苹果淫院

Daniel Ruiz-Serna

Faculty Lecturer

Ph.D. 苹果淫院, 2019

Office: Leacock 837

I am an anthropologist trained in three different countries (Colombia, Belgium, and Canada) currently working at the intersection of Indigenous ontologies, peace and conflict studies, and environmental justice. Ethnographically grounded in two of the most biodiverse places in the world 鈥揘orthwest Amazon and the Choc贸 biogeographical region of Colombia鈥 my research explores how war is an experience wherein suffering extends beyond the people, provoking a form of collective harm that is embodied by the other-than-human beings and the sentient places that compose the traditional territories of Indigenous and Afro-Colombian peoples.
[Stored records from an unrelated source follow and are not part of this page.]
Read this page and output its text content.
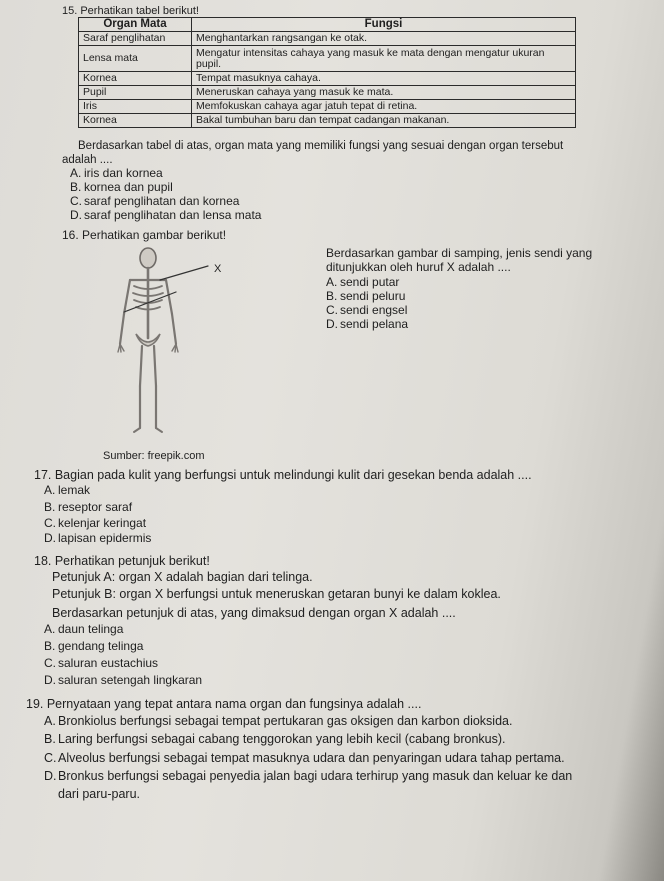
15. Perhatikan tabel berikut!
Organ Mata	Fungsi
Saraf penglihatan	Menghantarkan rangsangan ke otak.
Lensa mata	Mengatur intensitas cahaya yang masuk ke mata dengan mengatur ukuran pupil.
Kornea	Tempat masuknya cahaya.
Pupil	Meneruskan cahaya yang masuk ke mata.
Iris	Memfokuskan cahaya agar jatuh tepat di retina.
Kornea	Bakal tumbuhan baru dan tempat cadangan makanan.
Berdasarkan tabel di atas, organ mata yang memiliki fungsi yang sesuai dengan organ tersebut
adalah ....
A. iris dan kornea
B. kornea dan pupil
C. saraf penglihatan dan kornea
D. saraf penglihatan dan lensa mata
16. Perhatikan gambar berikut!
X
Sumber: freepik.com
Berdasarkan gambar di samping, jenis sendi yang
ditunjukkan oleh huruf X adalah ....
A. sendi putar
B. sendi peluru
C. sendi engsel
D. sendi pelana
17. Bagian pada kulit yang berfungsi untuk melindungi kulit dari gesekan benda adalah ....
A. lemak
B. reseptor saraf
C. kelenjar keringat
D. lapisan epidermis
18. Perhatikan petunjuk berikut!
Petunjuk A: organ X adalah bagian dari telinga.
Petunjuk B: organ X berfungsi untuk meneruskan getaran bunyi ke dalam koklea.
Berdasarkan petunjuk di atas, yang dimaksud dengan organ X adalah ....
A. daun telinga
B. gendang telinga
C. saluran eustachius
D. saluran setengah lingkaran
19. Pernyataan yang tepat antara nama organ dan fungsinya adalah ....
A. Bronkiolus berfungsi sebagai tempat pertukaran gas oksigen dan karbon dioksida.
B. Laring berfungsi sebagai cabang tenggorokan yang lebih kecil (cabang bronkus).
C. Alveolus berfungsi sebagai tempat masuknya udara dan penyaringan udara tahap pertama.
D. Bronkus berfungsi sebagai penyedia jalan bagi udara terhirup yang masuk dan keluar ke dan
dari paru-paru.
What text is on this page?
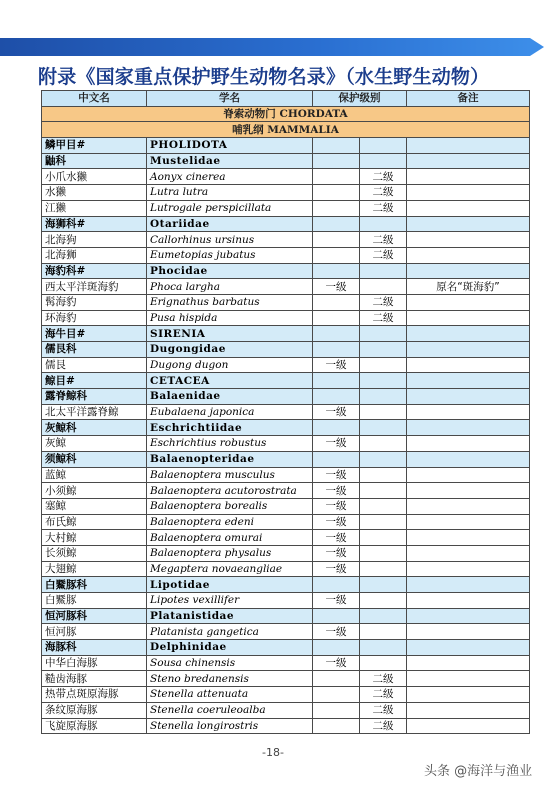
附录《国家重点保护野生动物名录》（水生野生动物）
中文名	学名	保护级别		备注
脊索动物门 CHORDATA				
哺乳纲 MAMMALIA				
鳞甲目#	PHOLIDOTA			
鼬科	Mustelidae			
小爪水獭	Aonyx cinerea		二级	
水獭	Lutra lutra		二级	
江獭	Lutrogale perspicillata		二级	
海狮科#	Otariidae			
北海狗	Callorhinus ursinus		二级	
北海狮	Eumetopias jubatus		二级	
海豹科#	Phocidae			
西太平洋斑海豹	Phoca largha	一级		原名“斑海豹”
髯海豹	Erignathus barbatus		二级	
环海豹	Pusa hispida		二级	
海牛目#	SIRENIA			
儒艮科	Dugongidae			
儒艮	Dugong dugon	一级		
鲸目#	CETACEA			
露脊鲸科	Balaenidae			
北太平洋露脊鲸	Eubalaena japonica	一级		
灰鲸科	Eschrichtiidae			
灰鲸	Eschrichtius robustus	一级		
须鲸科	Balaenopteridae			
蓝鲸	Balaenoptera musculus	一级		
小须鲸	Balaenoptera acutorostrata	一级		
塞鲸	Balaenoptera borealis	一级		
布氏鲸	Balaenoptera edeni	一级		
大村鲸	Balaenoptera omurai	一级		
长须鲸	Balaenoptera physalus	一级		
大翅鲸	Megaptera novaeangliae	一级		
白鱀豚科	Lipotidae			
白鱀豚	Lipotes vexillifer	一级		
恒河豚科	Platanistidae			
恒河豚	Platanista gangetica	一级		
海豚科	Delphinidae			
中华白海豚	Sousa chinensis	一级		
糙齿海豚	Steno bredanensis		二级	
热带点斑原海豚	Stenella attenuata		二级	
条纹原海豚	Stenella coeruleoalba		二级	
飞旋原海豚	Stenella longirostris		二级	
-18-
头条 @海洋与渔业
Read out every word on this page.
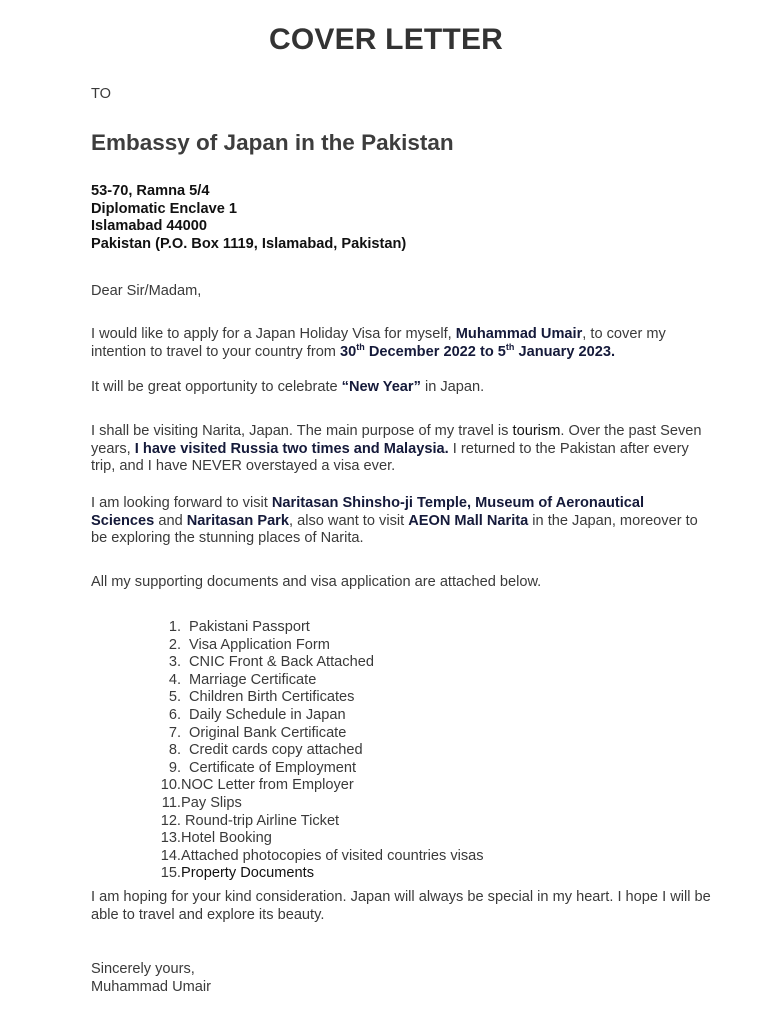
COVER LETTER
TO
Embassy of Japan in the Pakistan
53-70, Ramna 5/4
Diplomatic Enclave 1
Islamabad 44000
Pakistan (P.O. Box 1119, Islamabad, Pakistan)
Dear Sir/Madam,
I would like to apply for a Japan Holiday Visa for myself, Muhammad Umair, to cover my intention to travel to your country from 30th December 2022 to 5th January 2023.
It will be great opportunity to celebrate “New Year” in Japan.
I shall be visiting Narita, Japan. The main purpose of my travel is tourism. Over the past Seven years, I have visited Russia two times and Malaysia. I returned to the Pakistan after every trip, and I have NEVER overstayed a visa ever.
I am looking forward to visit Naritasan Shinsho-ji Temple, Museum of Aeronautical Sciences and Naritasan Park, also want to visit AEON Mall Narita in the Japan, moreover to be exploring the stunning places of Narita.
All my supporting documents and visa application are attached below.
1. Pakistani Passport
2. Visa Application Form
3. CNIC Front & Back Attached
4. Marriage Certificate
5. Children Birth Certificates
6. Daily Schedule in Japan
7. Original Bank Certificate
8. Credit cards copy attached
9. Certificate of Employment
10. NOC Letter from Employer
11. Pay Slips
12. Round-trip Airline Ticket
13. Hotel Booking
14. Attached photocopies of visited countries visas
15. Property Documents
I am hoping for your kind consideration. Japan will always be special in my heart. I hope I will be able to travel and explore its beauty.
Sincerely yours,
Muhammad Umair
Following the premise that war, just as everyday human life, is always a multispecies effort, I explore what justice means and how it can be achieved in regions where colonialism, state violence, and militarism entangle human and other-than-human lives in a shared vulnerability.

I am the author of , published in 2023 by Duke University Press. Drawing from more than eight years of partnership with grassroots organizations, the book describes the afterlives of war in Bajo Atrato, attending to armed conflict as an experience that resounds in the lives and deaths of people, animals, trees, rivers, and spirits.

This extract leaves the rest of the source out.